Normal human sperm was processed and stained with rabbit anti-human IgG antibody (γ chain specific) and the secondary antibody to rabbit IgG was labeled with 10 nm colloidal gold. The positive stain was shown by highly electron-dense gold particles. (a) The neck region of sperm contains abundant gold particles (white arrow) showing the subcellular distribution of IgG. Nu is nucleus and Ce is centriole. (b) Lower magnification of (a). (c) The middle piece of a sperm tail. The gold particles (white arrow) depict IgG distribution. Mi is mitochondria and Ax is axoneme. (d) Lower magnification of (c). The results demonstrate that both the neck region and the middle piece of the tail of human sperm contain synthesis IgG γ chain molecule.

Figure 3. Western blot assay indicated the expression of IgG. RT-PCR amplification detected the expression of IgG mRNA in sperm.

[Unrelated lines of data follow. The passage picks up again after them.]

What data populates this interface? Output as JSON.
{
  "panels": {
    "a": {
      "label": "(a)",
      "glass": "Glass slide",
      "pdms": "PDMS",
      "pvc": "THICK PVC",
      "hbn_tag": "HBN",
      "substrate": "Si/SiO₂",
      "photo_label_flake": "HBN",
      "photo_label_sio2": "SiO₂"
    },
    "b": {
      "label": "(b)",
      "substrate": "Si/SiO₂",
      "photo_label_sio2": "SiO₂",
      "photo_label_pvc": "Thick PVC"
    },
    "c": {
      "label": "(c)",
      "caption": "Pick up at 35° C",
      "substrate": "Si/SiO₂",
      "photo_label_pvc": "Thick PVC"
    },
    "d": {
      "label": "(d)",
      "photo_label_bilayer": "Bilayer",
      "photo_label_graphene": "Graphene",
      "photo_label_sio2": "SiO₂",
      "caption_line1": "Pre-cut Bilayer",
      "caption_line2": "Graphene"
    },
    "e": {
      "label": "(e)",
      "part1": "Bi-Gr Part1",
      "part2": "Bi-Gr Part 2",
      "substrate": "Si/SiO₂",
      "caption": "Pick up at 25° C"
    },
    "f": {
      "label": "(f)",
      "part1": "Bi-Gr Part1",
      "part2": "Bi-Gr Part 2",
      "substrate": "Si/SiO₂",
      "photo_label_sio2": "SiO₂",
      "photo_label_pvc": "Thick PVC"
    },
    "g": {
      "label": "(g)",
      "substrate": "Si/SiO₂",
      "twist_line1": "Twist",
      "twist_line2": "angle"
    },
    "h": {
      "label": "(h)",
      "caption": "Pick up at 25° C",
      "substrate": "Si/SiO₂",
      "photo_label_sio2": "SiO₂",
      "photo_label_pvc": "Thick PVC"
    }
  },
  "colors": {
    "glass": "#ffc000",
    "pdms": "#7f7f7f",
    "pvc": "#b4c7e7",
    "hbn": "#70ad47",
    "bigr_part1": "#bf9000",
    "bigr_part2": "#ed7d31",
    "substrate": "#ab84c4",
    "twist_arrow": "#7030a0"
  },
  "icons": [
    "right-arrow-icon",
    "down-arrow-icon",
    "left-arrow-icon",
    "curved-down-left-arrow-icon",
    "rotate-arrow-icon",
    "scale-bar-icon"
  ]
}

(a) Results of Western blot. The first lane is total protein extracted from human sperm (56 μg), the second lane to the forth lane is 0.2 μg /0.5 μg /2 μg human standard IgG molecule respectively (positive control). Anti-human IgG γ chain antibody, anti-IgG λ chain antibody and anti-IgG κ chain antibody were used as primary antibodies respectively. Molecular weight of protein was labeled on the right of each panel. (b) Expression of RAG-1 (327 bp) and RAG-2 (193 bp) genes were detected in human spermatozoa. Lane 1 is PCR product of RAG1 and RAG2 gene extracted from Raji cells (positive control). Lane 2 is DNase treated cDNA of Raji cells was used as a template (negative control). Lane 3 is cDNA of normal human sperm extract was used as a template. RAG1 and RAG2 genes were amplified. Lane 4 is DNase treated template of normal human sperm. No RAG1 or RAG2 gene was detected. (c) RT-PCR amplification of mRNA transcripts of IgG λ chain, AID, IGHG1, CD19 and GAPDH in human sperm. There was no contamination from B cells in human sperm since CD19 was negative. Human sperm could express transcripts of IgG λ chain, AID, IGHG1 and GAPDH. M is DNA ladder, W is water as a negative control, S represents human sperm, Raji cell was used as the positive control. CD19 is a marker for Raji cell. The results show that human sperm can express the essential genes for immunoglobulin G V-D-J rearrangement. In addition, human sperm can synthesis IgG in both the protein level and the mRNA levels.

Figure 4

(a) In situ hybridization assay detected the expression and location of IgG mRNA. (A,B) were human sperms incubated with anti-sense probe and sense probe against IgG γ chain respectively. The positive stain (purple) in (A) demonstrated mRNA expression of IgG which was mainly located in the neck of human sperm. There was no positive stain with sense probe as shown in (B). (C,D) were human normal spleen tissue served as additional controls. (C) was incubated with anti-sense probe against IgG γ chain (positive control) and (D) was incubated with sense probe against IgG γ chain (negative control). Bar was 20 μm in (A,B). Bar was 25 μm in (C,D). (b) Anti-IgG antibody could inhibit sperm-egg penetration. After being pre-incubated with anti-human IgG antibody (γ chain specific) for 4 h at 37 °C, zona-free hamster egg-sperm penetration assay were performed and the penetration ratio was calculated. The sperms without anti-IgG antibody treatment were used as a control for comparison. Data show means ± SE of four independent experiments. The mean penetration ratio in the treatment group is 27%, while the mean ratio in the control group is 15%. The difference was statistically significant between the two groups (*p < 0.05, One way ANOVA, Dunnet’s post-hoc test). n is the number of zona-free hamster eggs used in the penetration assay for each group. The result shows that IgG produced by sperm may play a role in sperm-egg fusion.